A 32-year-old single mother, Soto said she was tired of looking at all the beautifully toned people surrounding her in this popular beach town. She went to three area plastic surgeons before deciding to have her procedures done at Strax Rejuvenation and Aesthetics Institute. It was a simple matter of cost: The other estimates ranged from $10,000 to $12,000; Strax charged $5,000.
But after almost $50,000 in medical bills (including nearly $40,000 for her hospital stay) that insurance won't cover because the procedure was elective, three months out of work and continued pain down her left leg, Soto now says low-cost, high-volume cosmetic surgery clinics are not the way to go.
Strax, which has two locations in South Florida, boasts it is the busiest cosmetic surgery center in the U.S. Soto says that's part of the problem: She thinks she was just another patient whose problems got short shrift in what seemed like an assembly line of patients.

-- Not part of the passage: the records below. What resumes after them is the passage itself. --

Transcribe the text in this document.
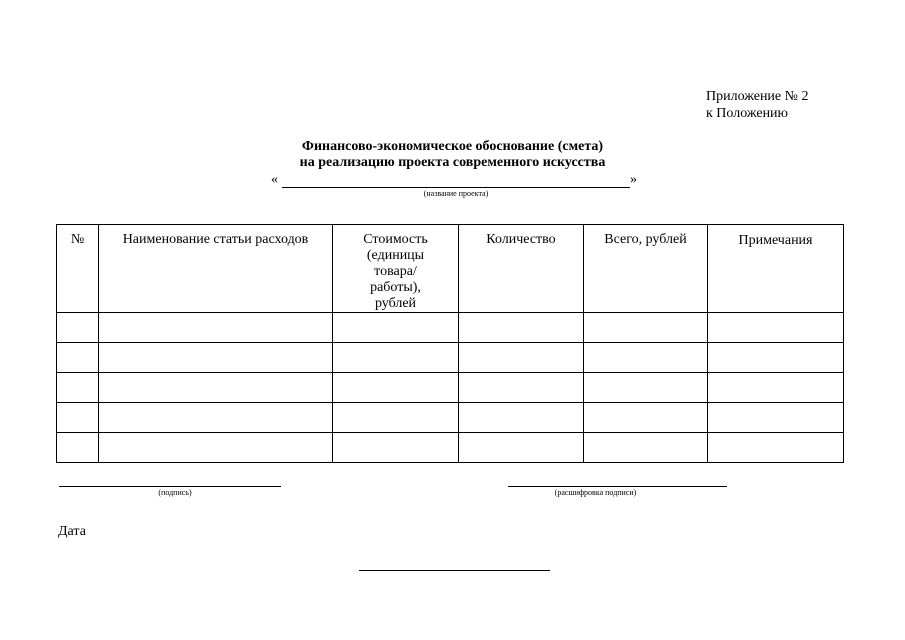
Приложение № 2
к Положению
Финансово-экономическое обоснование (смета)
на реализацию проекта современного искусства
«	»
(название проекта)
№	Наименование статьи расходов	Стоимость (единицы товара/работы), рублей	Количество	Всего, рублей	Примечания

(подпись)	(расшифровка подписи)
Дата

"On Sunday morning, everyone goes to Denny's and comes in and out, in and out, in and out," says Soto, a hospital purchasing aide. "That's how it was." Soto filed a complaint against Strax with The Joint Commission, an independent, not-for-profit organization that accredits most hospitals and many health care facilities, including Strax.
Strax says it is helping consumers by making cosmetic surgery affordable for the masses. Peter Mineo, an outside attorney for Strax, said in an e-mailed statement that Soto "suffered a bruise to her sciatic nerve," which he called a rare but well-known potential complication of fat-transfer surgery to the buttocks. He says Soto was told about the risk. The nurse treating Soto was violating company policy when she took Soto to her home, Mineo says, but called it a "very kind act." And Strax believes Soto's medical problems were quickly resolved, Mineo says. USA TODAY reviewed Soto's medical bills and a statement from her physical therapist.
A booming business
Critics call it the commoditization of cosmetic surgery. Procedures that once included lengthy consultations with plastic surgeons and trips to the hospital, now often involve meetings in office-park surgery centers with salespeople who tell prospective patients what "work" they need and how little it can cost when performed in their offices, say former patients, other plastic surgeons and plaintiff lawyers.

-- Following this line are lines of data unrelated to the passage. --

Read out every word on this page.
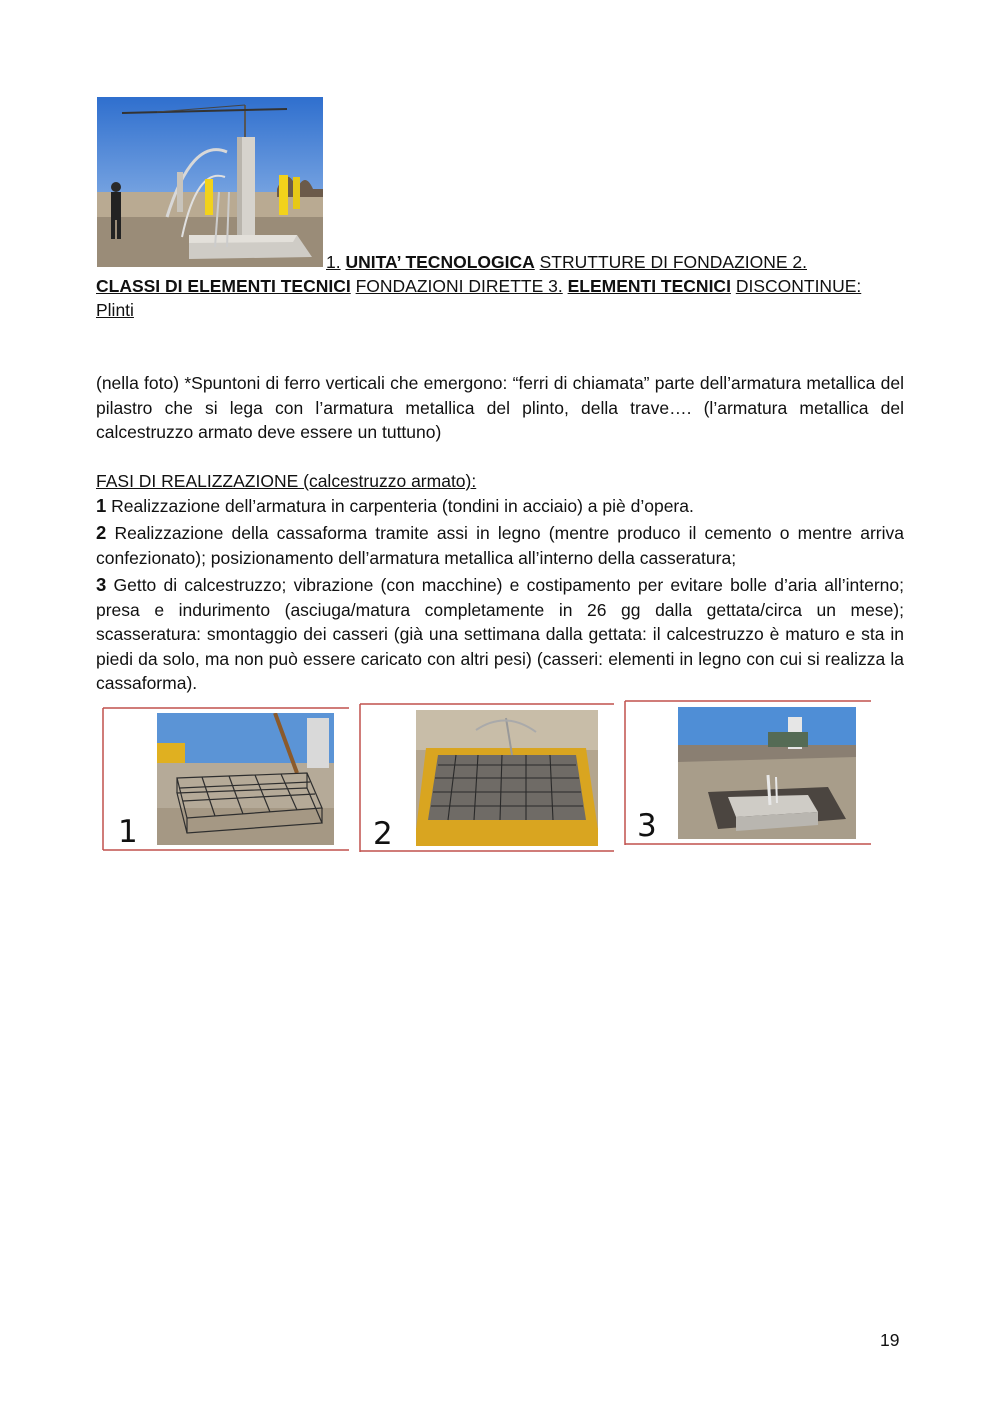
1. UNITA’ TECNOLOGICA STRUTTURE DI FONDAZIONE 2.
CLASSI DI ELEMENTI TECNICI FONDAZIONI DIRETTE 3. ELEMENTI TECNICI DISCONTINUE:
Plinti
(nella foto) *Spuntoni di ferro verticali che emergono: “ferri di chiamata” parte dell’armatura metallica del pilastro che si lega con l’armatura metallica del plinto, della trave…. (l’armatura metallica del calcestruzzo armato deve essere un tuttuno)
FASI DI REALIZZAZIONE (calcestruzzo armato):
1 Realizzazione dell’armatura in carpenteria (tondini in acciaio) a piè d’opera.
2 Realizzazione della cassaforma tramite assi in legno (mentre produco il cemento o mentre arriva confezionato); posizionamento dell’armatura metallica all’interno della casseratura;
3 Getto di calcestruzzo; vibrazione (con macchine) e costipamento per evitare bolle d’aria all’interno; presa e indurimento (asciuga/matura completamente in 26 gg dalla gettata/circa un mese); scasseratura: smontaggio dei casseri (già una settimana dalla gettata: il calcestruzzo è maturo e sta in piedi da solo, ma non può essere caricato con altri pesi) (casseri: elementi in legno con cui si realizza la cassaforma).
1	2	3
19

While these clinics typically employ plastic surgeons who are either board-certified or up for certification, lawyers, victims and other plastic surgeons say these new-style surgery clinics are under so much sales pressure they often don't sufficiently screen patients for medical problems, do inadequate follow-up and persuade patients to undergo procedures that are either unnecessary or unlikely to get good results.
Cosmetic procedures ranging from Botox to buttocks lifts performed by plastic surgeons were up 77% last year, as consumers flock to clinics including Strax, the national chain Lifestyle Lift, and other busy cosmetic surgery centers geared to the budget-minded.